Ischemic stroke, the main reason for severe disabilities in the world, is associated with a high incidence of sensorimotor and cognitive dysfunction. In this study, we use the middle cerebral artery occlusion/reperfusion (MCAO/R) model in rats and oxygen glucose deprivation/reoxygenation (OGD/R) model in fetal rat primary cortical neurons to investigate whether and how S-oxiracetam (S-ORC) protect brain injury from ischemic stroke. The results revealed that S-ORC reduced brain infarct size and lessened neurological dysfunction after stroke. Further study demonstrated that S-ORC diminished TUNEL positive cells, increased cell viability, decreased LDH activity, and inhibited cell apoptotic rate. Furthermore, S-ORC inhibited neuronal apoptosis by activating the PI3K/Akt/GSK3β signaling pathway via α7 nAChR, which was evidenced by α7 nAChR siRNA. In conclusion, our findings strongly suggest that S-ORC could be used as an effective neuroprotective agent for ischemic stroke due to its effect in preventing neuronal apoptosis.
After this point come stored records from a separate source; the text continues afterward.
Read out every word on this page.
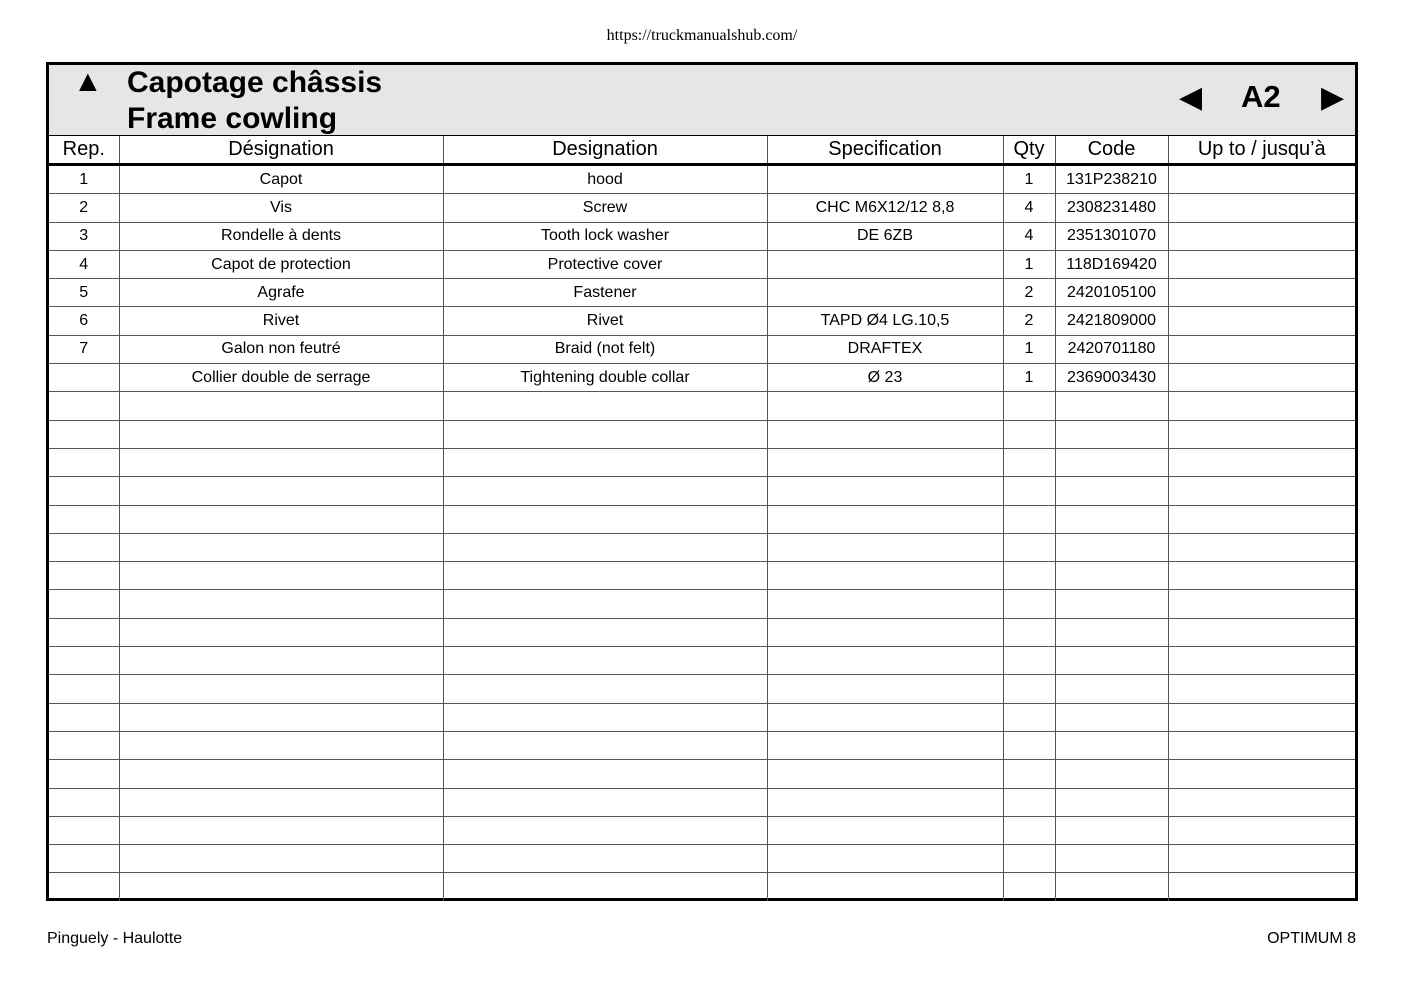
https://truckmanualshub.com/
▲ Capotage châssis
Frame cowling
◀ A2 ▶
Rep.	Désignation	Designation	Specification	Qty	Code	Up to / jusqu’à
1	Capot	hood		1	131P238210	
2	Vis	Screw	CHC M6X12/12 8,8	4	2308231480	
3	Rondelle à dents	Tooth lock washer	DE 6ZB	4	2351301070	
4	Capot de protection	Protective cover		1	118D169420	
5	Agrafe	Fastener		2	2420105100	
6	Rivet	Rivet	TAPD Ø4 LG.10,5	2	2421809000	
7	Galon non feutré	Braid (not felt)	DRAFTEX	1	2420701180	
	Collier double de serrage	Tightening double collar	Ø 23	1	2369003430	

Pinguely - Haulotte	OPTIMUM 8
缺血性中风是世界上严重残疾的主要原因，与感觉运动和认知功能障碍的高发有关。在这项研究中，我们使用大鼠的大脑中动脉闭塞/再灌注（MCAO / R）模型和胎儿大鼠原代皮层神经元的氧葡萄糖剥夺/复氧（OGD / R）模型来研究是否以及如何使用S-奥拉西坦（S- ORC）保护大脑免受缺血性中风的伤害。结果显示，S-ORC减少了中风后的脑梗死面积并减轻了神经功能障碍。进一步的研究表明，S-ORC可减少TUNEL阳性细胞，增加细胞活力，降低LDH活性，并抑制细胞凋亡率。此外，S-ORC通过激活经由α7nAChR的PI3K / Akt /GSK3β信号通路抑制神经元凋亡，这由α7nAChR siRNA证明。